21.04.2009

ali şeriati

karen armstrong

iran devrimiyle sonuçlanan yıllarda, genç laik felsefeci dr. ali şeriati, eğitimli orta sınıfın arasından çok büyük kalabalıkları peşinde sürükledi.

mollalar onun dinsel mesajının büyük bölümünü onaylamasalar da, şaha karşı halkı harekete geçirmekte büyük oranda onun payı vardı.

gösteriler sırasında, kalabalıklar ayetullah humeyni'ninkilerin yanında onun posterini de taşıdılar; oysa humeyni'nin iranlıyla nasıl geçineceği bile belli değildi.

şeriati, batılılaştırmanın müslümanları kendi kültürel köklerine yabancılaştırdığına inanıyordu ve bu düzensizliği ortadan kaldırmak için müslümanlar inançlarının eski simgelerini yeniden yorumlamalıydılar.

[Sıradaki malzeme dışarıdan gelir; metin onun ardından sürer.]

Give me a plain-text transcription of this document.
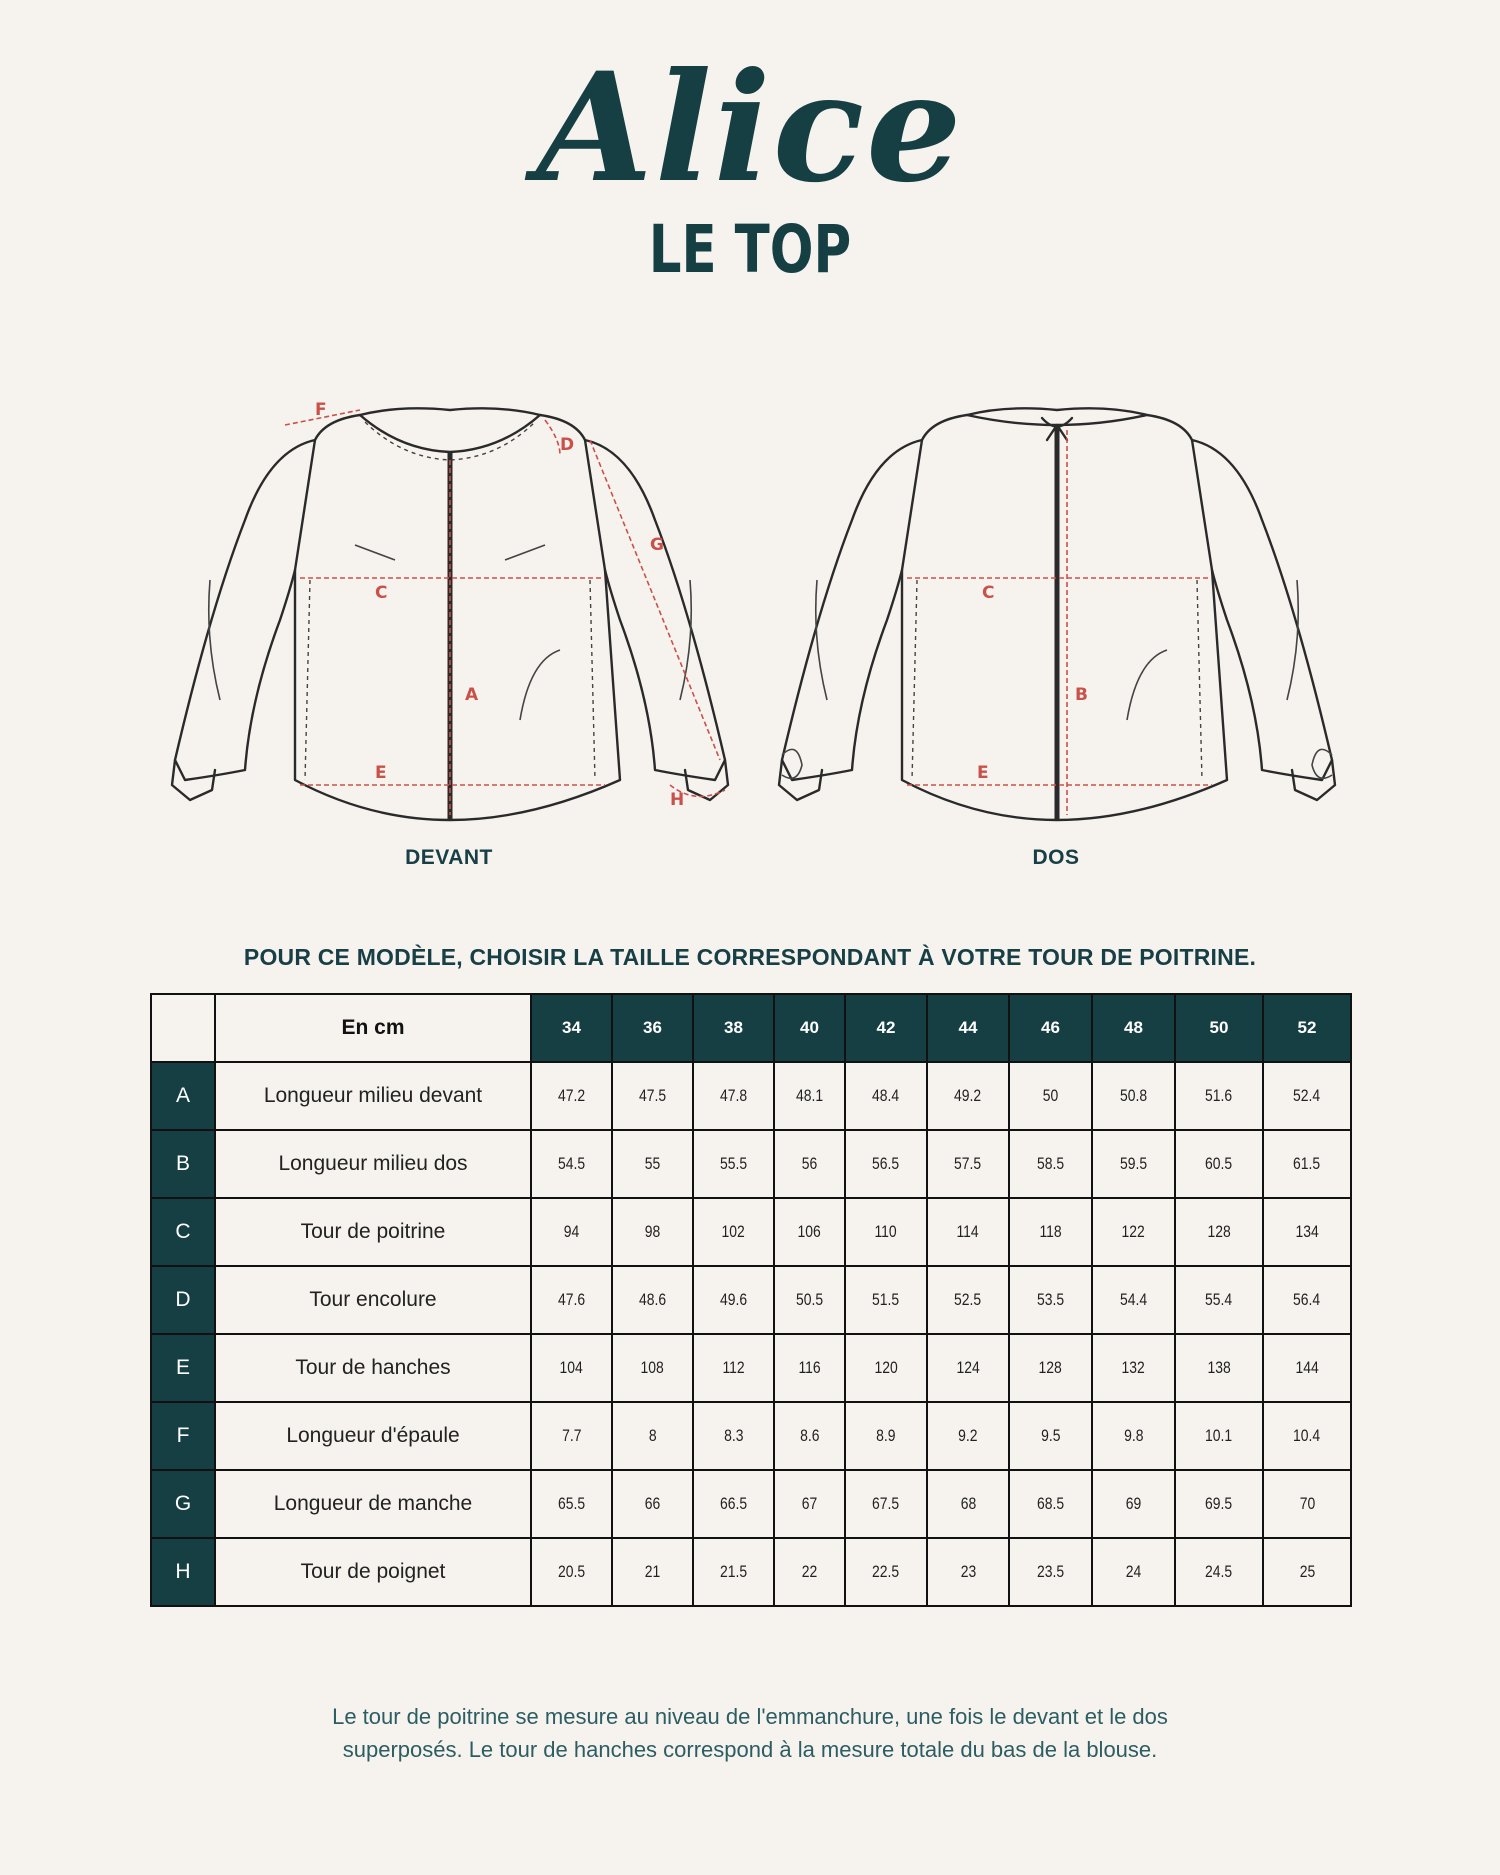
Alice
LE TOP
F
D
G
C
A
E
H
DEVANT
C
B
E
DOS
POUR CE MODÈLE, CHOISIR LA TAILLE CORRESPONDANT À VOTRE TOUR DE POITRINE.
	En cm	34	36	38	40	42	44	46	48	50	52
A	Longueur milieu devant	47.2	47.5	47.8	48.1	48.4	49.2	50	50.8	51.6	52.4
B	Longueur milieu dos	54.5	55	55.5	56	56.5	57.5	58.5	59.5	60.5	61.5
C	Tour de poitrine	94	98	102	106	110	114	118	122	128	134
D	Tour encolure	47.6	48.6	49.6	50.5	51.5	52.5	53.5	54.4	55.4	56.4
E	Tour de hanches	104	108	112	116	120	124	128	132	138	144
F	Longueur d'épaule	7.7	8	8.3	8.6	8.9	9.2	9.5	9.8	10.1	10.4
G	Longueur de manche	65.5	66	66.5	67	67.5	68	68.5	69	69.5	70
H	Tour de poignet	20.5	21	21.5	22	22.5	23	23.5	24	24.5	25
Le tour de poitrine se mesure au niveau de l'emmanchure, une fois le devant et le dos superposés. Le tour de hanches correspond à la mesure totale du bas de la blouse.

muhammed, eski putperest ritlerinden hacca tektanrıcı bir anlam verdiği zaman aynısını yapmıştı. kendi kitabı hac'da şeriati, okurlarını mekke'ye hacı olmaya götürüyordu; giderek, her bir hacının kendi imgelemine dayanarak dinamik bir tanrı yaratması gerektiğini söylüyordu açıkça. böylelikle, kabe'ye vardıklarında, kutsal yer boş olduğundan hacılar bunun ne kadar yerinde olduğunu anlarlardı:

"bu sizin son gideceğiniz yer değildir; kabe bir işarettir, yani yol kaybolmamıştır; o size yalnızca yönü gösterir."

kabe, kendi başına amaç olmaması gereken bütün insan açıklamalarının aşılmasının önemine tanıklık ediyordu.

niye kabe, hiçbir düzenlemenin ya da süslemenin olmadığı basit bir küptür? çünkü o "evrende tanrı'nın gizini" yeniden sunar: 'tanrı biçimsiz, renksiz, benzersizdir, insanın seçtiği, gördüğü veya düşlediği biçim veya durum ne olursa olsun, tanrı değildir."

haccın kendisi, eski sömürge devrinde birçok iranlının yaşadığı yabancılaşmanın antiteziydi.

o, yaşamını sözü edilemez tanrı'ya doğru ve onun çevresinde döndüren her insanın varoluş yönünün temsilidir. şeriati'nin eylemci inancı tehlikeliydi:

şah'ın gizli polisi kendisine işkence edip sınır dışı etti ve hatta 1977'de londra'da ölümünden onlar sorumlu olabilirler.